What is the status of the conference’s indigenous reconciliation efforts? What are the next steps?

 We have begun to implement what we committed to in previous plenaries.

There’s the Indigenous Reconciliation Fund, and the impact of that is that those funds are going back directly to communities and dioceses to which committees of reconciliation – I’m using my own diocese as an example – have been working with various leaders in the indigenous communities at the local level, and I think that is something that has been spurred on by our decisions at a national level.

There’s the restructuring of how we’re going to be looking at Indigenous issues, but also I think, at the local level of our dioceses, these committees are actually on the ground, making what I would say are steps towards understanding reconciliation, [asking] what are the issues facing these communities and concretely addressing them. [That includes] the money that has been raised, but more importantly through the work and the discussions that have gone into selecting these projects, and identifying them and then requesting funds to put towards these initiatives.

So, it’s really grassroots. I see it as the principle of subsidiarity at work, but that was part of the envisioning of the Indigenous Reconciliation Fund, and I think at the level of the conference we also see the need for an organizing group and body that has more lay and indigenous voices.

Bishop Guy Boulanger was recently appointed to lead both the Dioceses of Amos and Rouyn-Noranda, and said that is the first step towards an eventual merger of the dioceses. How is that indicative of the state of Catholicism in Canada? Is the number of Catholics declining?

 Those discussions, maybe not at a national level, but in terms of regions – Western Canada, Ontario, Quebec – that secularization and the impact that COVID had in terms of isolating people and also restricting access, was very severe in certain parts of Canada, such as Quebec, and so these experiences and these realities I think are things the bishops are aware of and being discussed.

Regionally, the situation that you raised is in Quebec, and it has been adversely affected by the aggressive secularism that’s found within certain parts of Canada, it has impacted the number of people who are coming to participate on a regular basis in our parishes and in our diocese.

In the Diocese of Calgary, we have continued from the synod listening, and we have just launched a renewal in the diocese for the next five years to specifically address those issues and to strengthen parish communities, to invite people to rediscover their faith. It’s a very simple focus on being a Church of forming missionary disciples, being a Church of encounter and witness to strengthen the family.

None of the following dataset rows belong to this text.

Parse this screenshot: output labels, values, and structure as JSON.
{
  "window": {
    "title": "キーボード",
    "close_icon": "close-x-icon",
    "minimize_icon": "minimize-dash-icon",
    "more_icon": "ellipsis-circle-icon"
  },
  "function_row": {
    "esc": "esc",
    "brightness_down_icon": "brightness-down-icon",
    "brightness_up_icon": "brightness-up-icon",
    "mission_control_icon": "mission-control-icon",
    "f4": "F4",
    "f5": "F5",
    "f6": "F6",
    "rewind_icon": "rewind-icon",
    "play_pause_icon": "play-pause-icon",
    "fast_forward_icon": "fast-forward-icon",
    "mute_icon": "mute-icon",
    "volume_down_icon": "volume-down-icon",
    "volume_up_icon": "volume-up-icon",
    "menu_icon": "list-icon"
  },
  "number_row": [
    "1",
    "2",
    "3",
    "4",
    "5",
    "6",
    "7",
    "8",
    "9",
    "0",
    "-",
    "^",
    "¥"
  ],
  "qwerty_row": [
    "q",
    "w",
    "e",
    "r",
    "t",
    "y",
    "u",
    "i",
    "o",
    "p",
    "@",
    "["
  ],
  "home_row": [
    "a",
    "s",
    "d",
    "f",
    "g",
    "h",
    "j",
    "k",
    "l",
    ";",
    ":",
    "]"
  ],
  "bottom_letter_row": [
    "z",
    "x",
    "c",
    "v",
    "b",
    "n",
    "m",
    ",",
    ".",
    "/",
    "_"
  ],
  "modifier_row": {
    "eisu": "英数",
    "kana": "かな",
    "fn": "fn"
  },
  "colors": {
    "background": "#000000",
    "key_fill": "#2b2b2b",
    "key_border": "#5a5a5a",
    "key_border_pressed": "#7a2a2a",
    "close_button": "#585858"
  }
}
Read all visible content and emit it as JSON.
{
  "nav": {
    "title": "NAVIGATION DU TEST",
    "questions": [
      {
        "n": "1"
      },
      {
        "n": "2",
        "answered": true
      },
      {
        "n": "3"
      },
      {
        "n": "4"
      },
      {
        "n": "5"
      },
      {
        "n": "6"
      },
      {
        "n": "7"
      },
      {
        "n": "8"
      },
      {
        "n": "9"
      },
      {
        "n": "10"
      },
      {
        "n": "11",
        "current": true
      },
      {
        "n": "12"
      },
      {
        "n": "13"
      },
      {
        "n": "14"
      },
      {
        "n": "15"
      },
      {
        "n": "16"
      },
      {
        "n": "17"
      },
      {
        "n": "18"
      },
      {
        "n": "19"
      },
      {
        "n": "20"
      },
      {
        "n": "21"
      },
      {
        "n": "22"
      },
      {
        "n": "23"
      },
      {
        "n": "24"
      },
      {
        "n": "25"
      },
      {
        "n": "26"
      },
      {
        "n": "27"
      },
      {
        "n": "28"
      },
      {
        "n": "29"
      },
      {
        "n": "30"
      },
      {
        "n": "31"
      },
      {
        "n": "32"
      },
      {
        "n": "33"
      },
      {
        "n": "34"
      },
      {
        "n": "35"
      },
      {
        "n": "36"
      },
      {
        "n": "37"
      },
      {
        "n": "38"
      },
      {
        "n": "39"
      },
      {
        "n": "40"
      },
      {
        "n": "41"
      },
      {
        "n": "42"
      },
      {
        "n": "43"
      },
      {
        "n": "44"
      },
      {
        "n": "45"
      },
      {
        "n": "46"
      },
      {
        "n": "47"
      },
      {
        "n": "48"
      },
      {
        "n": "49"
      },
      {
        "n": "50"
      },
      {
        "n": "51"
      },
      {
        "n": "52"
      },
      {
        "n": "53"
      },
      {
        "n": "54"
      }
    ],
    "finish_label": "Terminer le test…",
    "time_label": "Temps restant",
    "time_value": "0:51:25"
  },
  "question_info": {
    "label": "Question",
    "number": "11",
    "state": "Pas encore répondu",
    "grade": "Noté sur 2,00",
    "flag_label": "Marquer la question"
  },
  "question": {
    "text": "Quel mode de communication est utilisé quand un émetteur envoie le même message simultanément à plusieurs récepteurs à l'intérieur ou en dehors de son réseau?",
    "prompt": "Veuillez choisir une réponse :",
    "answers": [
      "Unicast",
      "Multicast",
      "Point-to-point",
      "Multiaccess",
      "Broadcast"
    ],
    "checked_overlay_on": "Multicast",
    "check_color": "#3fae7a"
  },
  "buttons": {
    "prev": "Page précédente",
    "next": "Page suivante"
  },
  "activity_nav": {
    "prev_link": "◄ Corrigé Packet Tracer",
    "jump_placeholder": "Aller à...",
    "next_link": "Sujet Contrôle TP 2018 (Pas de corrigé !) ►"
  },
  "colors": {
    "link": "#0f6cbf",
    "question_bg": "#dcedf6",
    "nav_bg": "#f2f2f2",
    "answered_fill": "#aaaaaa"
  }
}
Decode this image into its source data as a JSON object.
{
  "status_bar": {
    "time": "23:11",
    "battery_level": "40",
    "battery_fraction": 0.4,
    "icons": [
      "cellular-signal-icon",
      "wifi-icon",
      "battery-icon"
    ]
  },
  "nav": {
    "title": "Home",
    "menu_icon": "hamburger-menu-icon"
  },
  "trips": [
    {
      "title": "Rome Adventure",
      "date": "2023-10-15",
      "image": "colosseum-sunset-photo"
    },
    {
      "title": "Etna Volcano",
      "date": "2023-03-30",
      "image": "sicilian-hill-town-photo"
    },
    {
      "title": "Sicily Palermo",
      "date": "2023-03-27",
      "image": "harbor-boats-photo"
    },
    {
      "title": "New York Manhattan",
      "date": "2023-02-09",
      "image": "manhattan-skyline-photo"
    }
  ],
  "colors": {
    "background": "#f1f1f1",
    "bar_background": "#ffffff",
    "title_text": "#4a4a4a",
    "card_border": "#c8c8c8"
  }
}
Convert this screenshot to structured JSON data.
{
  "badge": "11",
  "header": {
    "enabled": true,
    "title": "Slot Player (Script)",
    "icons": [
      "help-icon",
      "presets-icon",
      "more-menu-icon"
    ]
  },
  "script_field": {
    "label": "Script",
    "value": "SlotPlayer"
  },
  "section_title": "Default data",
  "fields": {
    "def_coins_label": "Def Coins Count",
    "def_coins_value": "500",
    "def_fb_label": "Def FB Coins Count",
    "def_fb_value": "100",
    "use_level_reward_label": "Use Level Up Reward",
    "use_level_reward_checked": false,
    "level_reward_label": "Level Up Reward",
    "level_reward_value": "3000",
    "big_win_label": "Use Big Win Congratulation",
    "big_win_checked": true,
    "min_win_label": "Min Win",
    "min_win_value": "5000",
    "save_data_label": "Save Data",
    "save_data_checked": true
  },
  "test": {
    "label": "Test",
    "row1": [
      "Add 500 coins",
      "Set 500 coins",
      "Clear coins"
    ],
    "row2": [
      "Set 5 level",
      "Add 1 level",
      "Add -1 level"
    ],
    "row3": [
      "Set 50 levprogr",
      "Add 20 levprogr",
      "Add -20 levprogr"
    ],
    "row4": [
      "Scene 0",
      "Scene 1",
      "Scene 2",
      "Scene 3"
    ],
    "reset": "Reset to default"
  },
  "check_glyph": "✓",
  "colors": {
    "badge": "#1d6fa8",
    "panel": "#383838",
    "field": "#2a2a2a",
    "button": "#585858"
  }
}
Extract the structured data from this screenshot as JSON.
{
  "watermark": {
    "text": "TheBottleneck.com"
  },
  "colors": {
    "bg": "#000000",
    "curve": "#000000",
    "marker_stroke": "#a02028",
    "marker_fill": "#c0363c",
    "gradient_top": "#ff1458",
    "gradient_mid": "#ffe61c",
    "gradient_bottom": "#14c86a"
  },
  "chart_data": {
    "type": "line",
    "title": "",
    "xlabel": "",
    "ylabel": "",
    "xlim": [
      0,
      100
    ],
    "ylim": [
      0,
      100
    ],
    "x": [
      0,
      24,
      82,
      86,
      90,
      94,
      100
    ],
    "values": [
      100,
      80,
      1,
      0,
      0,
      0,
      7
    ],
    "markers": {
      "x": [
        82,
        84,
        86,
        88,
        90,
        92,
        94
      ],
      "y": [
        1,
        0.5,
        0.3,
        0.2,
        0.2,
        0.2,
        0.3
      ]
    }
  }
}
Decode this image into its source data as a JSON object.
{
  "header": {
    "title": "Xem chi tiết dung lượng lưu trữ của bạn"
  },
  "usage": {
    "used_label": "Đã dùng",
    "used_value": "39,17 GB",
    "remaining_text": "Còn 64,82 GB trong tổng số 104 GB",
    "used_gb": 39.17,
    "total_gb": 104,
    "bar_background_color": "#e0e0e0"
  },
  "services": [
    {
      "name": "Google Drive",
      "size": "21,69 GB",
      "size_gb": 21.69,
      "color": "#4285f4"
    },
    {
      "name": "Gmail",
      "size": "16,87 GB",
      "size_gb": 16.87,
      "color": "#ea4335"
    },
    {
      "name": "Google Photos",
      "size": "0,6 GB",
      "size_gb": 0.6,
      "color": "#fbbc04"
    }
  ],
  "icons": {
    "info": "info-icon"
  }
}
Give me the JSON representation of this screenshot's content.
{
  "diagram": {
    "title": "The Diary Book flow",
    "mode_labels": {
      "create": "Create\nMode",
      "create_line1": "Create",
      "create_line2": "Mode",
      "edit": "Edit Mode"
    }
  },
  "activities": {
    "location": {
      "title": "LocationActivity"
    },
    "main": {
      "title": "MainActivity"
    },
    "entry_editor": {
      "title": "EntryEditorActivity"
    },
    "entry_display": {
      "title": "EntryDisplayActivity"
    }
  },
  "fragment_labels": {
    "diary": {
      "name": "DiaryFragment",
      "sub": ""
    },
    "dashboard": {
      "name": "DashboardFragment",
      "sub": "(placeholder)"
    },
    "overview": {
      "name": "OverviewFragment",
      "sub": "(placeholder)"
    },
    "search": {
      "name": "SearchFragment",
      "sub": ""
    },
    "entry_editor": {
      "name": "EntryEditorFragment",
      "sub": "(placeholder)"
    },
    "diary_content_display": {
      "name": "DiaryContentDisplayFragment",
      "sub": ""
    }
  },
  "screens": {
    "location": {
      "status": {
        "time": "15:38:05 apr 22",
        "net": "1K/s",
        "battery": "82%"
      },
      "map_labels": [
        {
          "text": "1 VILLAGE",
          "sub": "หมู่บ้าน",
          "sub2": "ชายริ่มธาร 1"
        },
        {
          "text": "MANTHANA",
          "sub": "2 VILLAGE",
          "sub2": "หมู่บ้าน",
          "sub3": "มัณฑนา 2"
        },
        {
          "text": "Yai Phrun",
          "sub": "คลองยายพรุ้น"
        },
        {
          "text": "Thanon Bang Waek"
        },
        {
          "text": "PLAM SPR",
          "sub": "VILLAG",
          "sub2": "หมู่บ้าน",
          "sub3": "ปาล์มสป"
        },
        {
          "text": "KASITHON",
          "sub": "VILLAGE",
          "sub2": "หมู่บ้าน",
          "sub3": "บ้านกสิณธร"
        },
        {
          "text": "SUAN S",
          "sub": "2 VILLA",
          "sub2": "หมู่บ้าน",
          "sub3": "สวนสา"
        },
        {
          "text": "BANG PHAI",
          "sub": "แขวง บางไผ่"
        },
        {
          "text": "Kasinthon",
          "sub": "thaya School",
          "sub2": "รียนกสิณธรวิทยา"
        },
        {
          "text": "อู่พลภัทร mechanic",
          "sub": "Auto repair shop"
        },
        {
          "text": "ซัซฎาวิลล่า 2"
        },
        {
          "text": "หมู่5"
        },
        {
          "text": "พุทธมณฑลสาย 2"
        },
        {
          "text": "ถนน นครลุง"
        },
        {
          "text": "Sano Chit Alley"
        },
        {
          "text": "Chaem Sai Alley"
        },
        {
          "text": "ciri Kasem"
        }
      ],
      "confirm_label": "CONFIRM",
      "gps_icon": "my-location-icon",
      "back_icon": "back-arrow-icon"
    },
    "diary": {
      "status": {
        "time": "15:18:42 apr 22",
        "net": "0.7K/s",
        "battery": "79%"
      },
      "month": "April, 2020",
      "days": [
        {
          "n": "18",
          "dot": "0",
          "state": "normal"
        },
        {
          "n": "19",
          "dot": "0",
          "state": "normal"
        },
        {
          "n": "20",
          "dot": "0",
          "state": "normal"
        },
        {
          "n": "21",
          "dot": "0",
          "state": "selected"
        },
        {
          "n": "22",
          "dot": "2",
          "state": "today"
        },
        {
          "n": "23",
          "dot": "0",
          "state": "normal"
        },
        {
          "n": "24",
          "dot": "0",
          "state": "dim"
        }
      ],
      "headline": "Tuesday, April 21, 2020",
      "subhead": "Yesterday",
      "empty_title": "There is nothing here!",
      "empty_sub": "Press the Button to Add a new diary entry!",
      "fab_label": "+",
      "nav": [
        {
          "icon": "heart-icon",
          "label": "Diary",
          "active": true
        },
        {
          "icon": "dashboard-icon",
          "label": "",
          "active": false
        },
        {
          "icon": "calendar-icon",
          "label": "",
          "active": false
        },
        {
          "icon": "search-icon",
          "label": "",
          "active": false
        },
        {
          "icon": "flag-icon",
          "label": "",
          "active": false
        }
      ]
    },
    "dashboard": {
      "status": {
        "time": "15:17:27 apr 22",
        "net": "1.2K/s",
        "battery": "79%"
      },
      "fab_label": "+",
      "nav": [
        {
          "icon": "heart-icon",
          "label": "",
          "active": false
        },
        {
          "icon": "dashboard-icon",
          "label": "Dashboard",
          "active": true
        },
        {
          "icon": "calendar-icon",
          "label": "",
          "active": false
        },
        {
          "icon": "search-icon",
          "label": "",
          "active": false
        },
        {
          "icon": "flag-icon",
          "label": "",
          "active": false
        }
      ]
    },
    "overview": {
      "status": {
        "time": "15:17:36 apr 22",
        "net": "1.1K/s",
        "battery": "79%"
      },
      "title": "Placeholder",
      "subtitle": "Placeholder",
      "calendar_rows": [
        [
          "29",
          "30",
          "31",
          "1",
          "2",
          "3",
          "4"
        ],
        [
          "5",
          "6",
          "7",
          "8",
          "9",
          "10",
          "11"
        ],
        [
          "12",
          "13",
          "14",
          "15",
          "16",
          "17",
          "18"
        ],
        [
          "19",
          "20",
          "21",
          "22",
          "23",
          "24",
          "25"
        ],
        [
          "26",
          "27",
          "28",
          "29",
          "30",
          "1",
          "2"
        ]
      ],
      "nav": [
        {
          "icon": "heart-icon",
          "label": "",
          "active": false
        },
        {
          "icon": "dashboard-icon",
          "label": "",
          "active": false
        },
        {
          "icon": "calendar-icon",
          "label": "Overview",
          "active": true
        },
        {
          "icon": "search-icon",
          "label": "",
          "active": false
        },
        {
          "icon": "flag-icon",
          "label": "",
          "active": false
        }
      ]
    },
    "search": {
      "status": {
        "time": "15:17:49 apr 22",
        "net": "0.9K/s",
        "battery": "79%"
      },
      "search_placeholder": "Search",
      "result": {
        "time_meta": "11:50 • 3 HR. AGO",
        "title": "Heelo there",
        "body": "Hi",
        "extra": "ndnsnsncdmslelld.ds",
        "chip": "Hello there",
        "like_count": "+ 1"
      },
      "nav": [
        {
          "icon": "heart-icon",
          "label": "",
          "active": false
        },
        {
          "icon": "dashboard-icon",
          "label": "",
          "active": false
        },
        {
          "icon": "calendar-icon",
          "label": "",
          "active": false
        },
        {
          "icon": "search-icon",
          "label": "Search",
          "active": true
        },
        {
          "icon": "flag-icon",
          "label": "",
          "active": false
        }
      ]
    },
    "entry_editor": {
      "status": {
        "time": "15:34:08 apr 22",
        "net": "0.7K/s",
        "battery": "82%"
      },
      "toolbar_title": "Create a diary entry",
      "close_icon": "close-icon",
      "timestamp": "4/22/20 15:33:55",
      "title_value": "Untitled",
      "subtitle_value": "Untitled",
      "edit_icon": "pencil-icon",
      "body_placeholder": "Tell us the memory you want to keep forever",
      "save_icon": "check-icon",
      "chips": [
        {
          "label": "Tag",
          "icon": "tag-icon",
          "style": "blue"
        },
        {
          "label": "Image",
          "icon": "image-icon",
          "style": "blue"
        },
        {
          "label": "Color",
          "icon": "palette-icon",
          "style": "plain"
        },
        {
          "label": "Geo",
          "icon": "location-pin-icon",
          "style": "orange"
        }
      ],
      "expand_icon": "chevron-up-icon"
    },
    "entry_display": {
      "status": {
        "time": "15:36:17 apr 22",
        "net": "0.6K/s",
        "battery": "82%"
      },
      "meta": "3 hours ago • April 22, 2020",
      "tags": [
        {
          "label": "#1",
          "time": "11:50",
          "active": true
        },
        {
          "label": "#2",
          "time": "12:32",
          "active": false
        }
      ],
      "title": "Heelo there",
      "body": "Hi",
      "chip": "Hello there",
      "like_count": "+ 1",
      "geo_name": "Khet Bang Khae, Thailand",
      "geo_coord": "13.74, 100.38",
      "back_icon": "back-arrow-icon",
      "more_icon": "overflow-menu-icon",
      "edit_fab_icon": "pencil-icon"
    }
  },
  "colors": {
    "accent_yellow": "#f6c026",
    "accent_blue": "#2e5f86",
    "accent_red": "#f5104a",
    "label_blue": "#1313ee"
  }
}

This has come because of the synod listening, but also the discussions that arose around the effects of COVID-19 on our parishes attendance, and so as a result of that we’ve tried to move forward in a positive way, and I’m hoping it will bear fruit over the next number of years. I think we can sit back and analyze some of these issues, but I also think that we need to address it in the way that allows the gospel and our faith be reinvigorated in the life of our dioceses and parishes.

Taking over as the president, I would like to see that same spirit and desire for renewal within the conference and also in the dioceses working with my brother bishops.

A lot of what you’ve brought up you’ve connected to the synod. What have you taken away from the synod process so far?

 The Holy Father has said he wants to maintain a certain level of confidentiality, but generally, through this experience what I’ve come to see is that spiritual prayer, and the honesty of discussing and expressing our faith and our views, is something that I think the church is ready for. It’s something that allows voices and experiences of the universality of our church to be received, maybe listened to, and it’s actually been a learning experience for me so far.

When I think back, the most important thing is what we learn, and how open we are to that process of learning, and I think that’s part of the gift and the grace is that we are learning from each other as we listen to these discussions and we talk about these issues. They’ve been fruitful, and sometimes I’ve been very edified by the expression and the witness of faith that’s heard in comments and discussions.